Arti dari bentuk jamak inilah yang melatar-belakangi terbentuknya istilah Etika yang oleh Aristoteles dipakai untuk menunjukkan filsafat moral. Jadi, secara etimologis (asal usul kata), etika mempunyai arti yaitu ilmu tentang apa yang biasa dilakukan atau ilmu tentang adat kebiasaan (K.Bertens, 2000).
Biasanya bila kita mengalami kesulitan untuk memahami arti sebuah kata maka kita akan mencari arti kata tersebut dalam kamus. Tetapi ternyata tidak semua kamus mencantumkan arti dari sebuah kata secara lengkap.
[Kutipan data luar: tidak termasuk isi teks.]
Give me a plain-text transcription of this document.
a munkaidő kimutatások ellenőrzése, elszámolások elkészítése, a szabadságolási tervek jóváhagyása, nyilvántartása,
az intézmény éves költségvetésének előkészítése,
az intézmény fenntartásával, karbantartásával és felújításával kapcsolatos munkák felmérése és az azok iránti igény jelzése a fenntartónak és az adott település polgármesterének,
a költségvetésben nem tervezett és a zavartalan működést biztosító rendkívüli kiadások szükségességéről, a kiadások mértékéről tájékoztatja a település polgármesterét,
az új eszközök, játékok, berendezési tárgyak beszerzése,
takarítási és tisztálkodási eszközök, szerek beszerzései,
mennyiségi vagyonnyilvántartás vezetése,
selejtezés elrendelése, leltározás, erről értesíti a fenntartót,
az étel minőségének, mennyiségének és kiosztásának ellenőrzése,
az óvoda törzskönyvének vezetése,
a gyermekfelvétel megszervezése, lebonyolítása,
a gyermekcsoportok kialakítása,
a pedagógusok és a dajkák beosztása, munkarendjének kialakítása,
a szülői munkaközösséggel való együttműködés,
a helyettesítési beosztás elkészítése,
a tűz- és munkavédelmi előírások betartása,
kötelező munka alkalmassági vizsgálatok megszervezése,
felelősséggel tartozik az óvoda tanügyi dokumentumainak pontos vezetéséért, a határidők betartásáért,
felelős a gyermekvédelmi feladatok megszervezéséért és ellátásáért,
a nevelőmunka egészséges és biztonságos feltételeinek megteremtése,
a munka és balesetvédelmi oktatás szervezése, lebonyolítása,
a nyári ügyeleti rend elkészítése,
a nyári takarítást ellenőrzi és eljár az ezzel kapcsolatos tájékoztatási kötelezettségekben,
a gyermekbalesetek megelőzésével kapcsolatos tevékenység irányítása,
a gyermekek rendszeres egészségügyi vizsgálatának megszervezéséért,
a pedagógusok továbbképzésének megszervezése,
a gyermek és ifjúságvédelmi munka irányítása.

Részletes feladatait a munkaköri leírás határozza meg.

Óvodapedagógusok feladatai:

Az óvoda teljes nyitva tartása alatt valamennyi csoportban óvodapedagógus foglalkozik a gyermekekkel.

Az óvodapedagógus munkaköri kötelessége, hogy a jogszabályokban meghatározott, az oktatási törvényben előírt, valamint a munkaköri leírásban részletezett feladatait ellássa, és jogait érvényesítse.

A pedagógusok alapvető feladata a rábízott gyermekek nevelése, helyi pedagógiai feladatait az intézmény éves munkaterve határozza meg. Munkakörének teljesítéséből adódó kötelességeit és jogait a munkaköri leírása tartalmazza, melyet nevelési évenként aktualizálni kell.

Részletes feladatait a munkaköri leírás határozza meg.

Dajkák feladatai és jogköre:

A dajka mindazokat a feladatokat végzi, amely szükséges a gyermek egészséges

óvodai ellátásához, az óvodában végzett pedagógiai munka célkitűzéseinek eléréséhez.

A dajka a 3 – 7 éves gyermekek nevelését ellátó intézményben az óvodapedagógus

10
Hal tersebut dapat kita lihat dari perbandingan yang dilakukan oleh K. Bertens terhadap arti kata ‘etika’ yang terdapat dalam Kamus Bahasa Indonesia yang lama dengan Kamus Bahasa Indonesia yang baru. Dalam Kamus Bahasa Indonesia yang lama (Poerwadarminta, sejak 1953 – mengutip dari Bertens,2000), etika mempunyai arti sebagai : “ilmu pengetahuan tentang asas-asas akhlak (moral)”. Sedangkan kata ‘etika’ dalam Kamus Besar Bahasa Indonesia yang baru (Departemen Pendidikan dan Kebudayaan, 1988 – mengutip dari Bertens 2000), mempunyai arti :
1. ilmu tentang apa yang baik dan apa yang buruk dan tentang hak dan kewajiban moral (akhlak);
2. kumpulan asas atau nilai yang berkenaan dengan akhlak;
3. nilai mengenai benar dan salah yang dianut suatu golongan atau masyarakat.
Dari perbadingan kedua kamus tersebut terlihat bahwa dalam Kamus Bahasa Indonesia yang lama hanya terdapat satu arti saja yaitu etika sebagai ilmu. Sedangkan Kamus Bahasa Indonesia yang baru memuat beberapa arti. Kalau kita misalnya sedang membaca sebuah kalimat di berita surat kabar “Dalam dunia bisnis etika merosot terus” maka kata ‘etika’ di sini bila dikaitkan dengan arti yang terdapat dalam Kamus Bahasa Indonesia yang lama tersebut tidak cocok karena maksud dari kata ‘etika’ dalam kalimat tersebut bukan etika sebagai ilmu melainkan ‘nilai mengenai benar dan salah yang dianut suatu golongan atau masyarakat’. Jadi arti kata ‘etika’ dalam Kamus Bahasa Indonesia yang lama tidak lengkap.
K. Bertens berpendapat bahwa arti kata ‘etika’ dalam Kamus Besar Bahasa Indonesia tersebut dapat lebih dipertajam dan susunan atau urutannya lebih baik dibalik, karena arti kata ke-3 lebih mendasar daripada arti kata ke-1. Sehingga arti dan susunannya menjadi seperti berikut :
1. nilai dan norma moral yang menjadi pegangan bagi seseorang atau suatu kelompok dalam mengatur tingkah lakunya.
Misalnya, jika orang berbicara tentang etika orang Jawa, etika agama Budha, etika Protestan dan sebagainya, maka yang dimaksudkan etika di sini bukan etika sebagai ilmu melainkan etika sebagai sistem nilai. Sistem nilai ini bisaberfungsi dalam hidup manusia perorangan maupun pada taraf sosial.
2. kumpulan asas atau nilai moral.
Yang dimaksud di sini adalah kode etik. Contoh : Kode Etik Jurnalistik
3. ilmu tentang yang baik atau buruk.
Etika baru menjadi ilmu bila kemungkinan-kemungkinan etis (asas-asas dan nilai-nilai tentang yang dianggap baik dan buruk) yang begitu saja diterima dalam suatu masyarakat dan sering kali tanpa disadari menjadi bahan refleksi bagi suatu penelitian sistematis dan metodis. Etika di sini sama artinya dengan filsafat moral.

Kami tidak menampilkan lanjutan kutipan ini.